だが、時々それは蓮の奥底からこぼれ出た。



「敦賀さん、いつもここに痕つけますよね。」

シャワーを終えたキョーコが少し唇を尖らせて告げた。夜は少し冷え始めたころで、ゆったりめのスエットの上から指し示すのは胸元、あの白いワンピースだとギリギリ見えるか見えないのか、そんな位置だった。

「あー。ごめん。綺麗だからついつい。」
「ついついじゃありません。」
「殆ど無意識なんだよ。」

それは本当だった。行為に夢中になって、己の理性が吹っ飛ぶとあの薄ら黒い独占欲が解放されるのか、気が付くと何度も何度も唇を押し当てている自分がいる。

「…本当に綺麗だから…。」

だから他の誰にも触れさせたくない。見せたくはない…。
己の奥に沸いた欲に任せて抱き寄せると、焦ったキョーコに両頬をつままれた。

「いひゃい。」
「夜の帝王再発動禁止!もう日付とっくに変わってるんですよ。明日も早いんですから寝てください。」
「…わかったよ。」

不承不承ベットに横になると、当たり前のように隣に寝てくれることに安堵し、キョーコの頬を撫でる。

「最近はあまりゆっくり会えないね。」
「映画公開もうすぐですもんね。でも、お仕事では会えるから嬉しいです。」

DM以来の共演となった映画の公開がもうじきだった。

「うん。でもどうせ仕事なら番宣じゃなく現場で会いたいな。キョーコとやる芝居はやっぱり楽しい。」
「ふふ。ほんとですか?敦賀さんとぎゃふんと言わせる演技できてました?」
「キョーコにぎゃふんと言わせられるつもりは一生ないな。」

きー!今に見ててくださいよ!そう宣言するキョーコに笑って、また頬を撫でる

「公開初日の舞台挨拶の後は少しスケジュール余裕あるんだ。キョーコもだろ?」
「はい。オフが1日。社さん合わせてくれてましたよね。」
「うん。本当に社さんには感謝だね。その日はゆっくり過ごそう。」
「そうですね。年末前に英気を養いましょう」
「その時に話したいことあるんだ。」
「話?」
「うん。俺の本当の名前とか…過去の話とか…」

キョーコの目を見開いた。

「敦賀さん…。」
「ごめん。本当はもっと早く話さなきゃいけなかったんだけど。」

カインを演じていたころから蓮の奥に潜むものについて薄々感じていただろうし、コーンのことだって、妖精でないことは少々ガッカリさせるかもしれないが、ちゃんと説明すれば受けれてくれるだろうと思う。だが、その時間をなるべく余裕をもって取りたくて今日まで来てしまった。

「話すのが辛かったらまだ…。」
「大丈夫。キョーコには知ってほしい。楽しい話じゃないけど…。」

キョーコは首を横にふると、そのまま蓮の胸に頬を寄せてくれた。

「話聞きたいです。これで私も敦賀百万石ですね。」
「何?敦賀百万石って。」
「敦賀さんのこと沢山知ってるってことですよ。」

ふふ、と笑う無防備な顔は本当に可愛い。脳が甘く痺れると同時に、忙しくしている間にこの笑顔に心を掴まれる男が幾人いるのだろうと心の奥底が疼く。

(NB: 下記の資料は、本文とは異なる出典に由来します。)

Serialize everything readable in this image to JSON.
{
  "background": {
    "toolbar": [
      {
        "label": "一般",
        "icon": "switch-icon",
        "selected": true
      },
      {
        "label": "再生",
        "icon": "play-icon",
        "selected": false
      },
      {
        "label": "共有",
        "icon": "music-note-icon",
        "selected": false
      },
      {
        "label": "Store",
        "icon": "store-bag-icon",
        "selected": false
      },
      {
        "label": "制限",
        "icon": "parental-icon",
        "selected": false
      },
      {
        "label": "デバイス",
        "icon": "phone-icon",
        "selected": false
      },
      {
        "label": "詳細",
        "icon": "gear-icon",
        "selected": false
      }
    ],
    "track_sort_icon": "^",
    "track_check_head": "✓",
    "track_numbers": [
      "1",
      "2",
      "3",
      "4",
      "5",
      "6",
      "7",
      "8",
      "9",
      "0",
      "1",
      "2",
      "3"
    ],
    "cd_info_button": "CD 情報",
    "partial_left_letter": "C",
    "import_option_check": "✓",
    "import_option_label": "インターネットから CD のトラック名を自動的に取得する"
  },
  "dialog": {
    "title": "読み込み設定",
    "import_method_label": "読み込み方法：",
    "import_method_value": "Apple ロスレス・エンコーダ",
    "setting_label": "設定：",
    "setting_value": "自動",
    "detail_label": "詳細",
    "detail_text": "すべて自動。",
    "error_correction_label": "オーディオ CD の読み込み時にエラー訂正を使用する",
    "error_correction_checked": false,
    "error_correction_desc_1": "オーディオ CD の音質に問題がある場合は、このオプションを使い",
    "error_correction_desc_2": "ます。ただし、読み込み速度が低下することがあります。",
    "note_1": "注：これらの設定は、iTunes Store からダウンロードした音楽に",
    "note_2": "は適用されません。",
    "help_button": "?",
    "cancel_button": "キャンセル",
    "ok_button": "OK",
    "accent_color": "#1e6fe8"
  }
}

「ゆっくりできなくても会いたい。時間見つけて会いにいくから。」
「私がここにお邪魔しますよ。私の方がスケジュール余裕はあるんですから。」
「うん。無理はしてほしくないけど…会いに来て。」

艶やかな髪に唇をよせ、空いている手でスエットの下に隠れる痕をゆっくりとなぞる。

「これが消えないうちにね。」


これは印

キョーコが自分のものであるという印


いっそ一生消えないほど刻めたらいいのに



そう思ってた。



(3話に続く)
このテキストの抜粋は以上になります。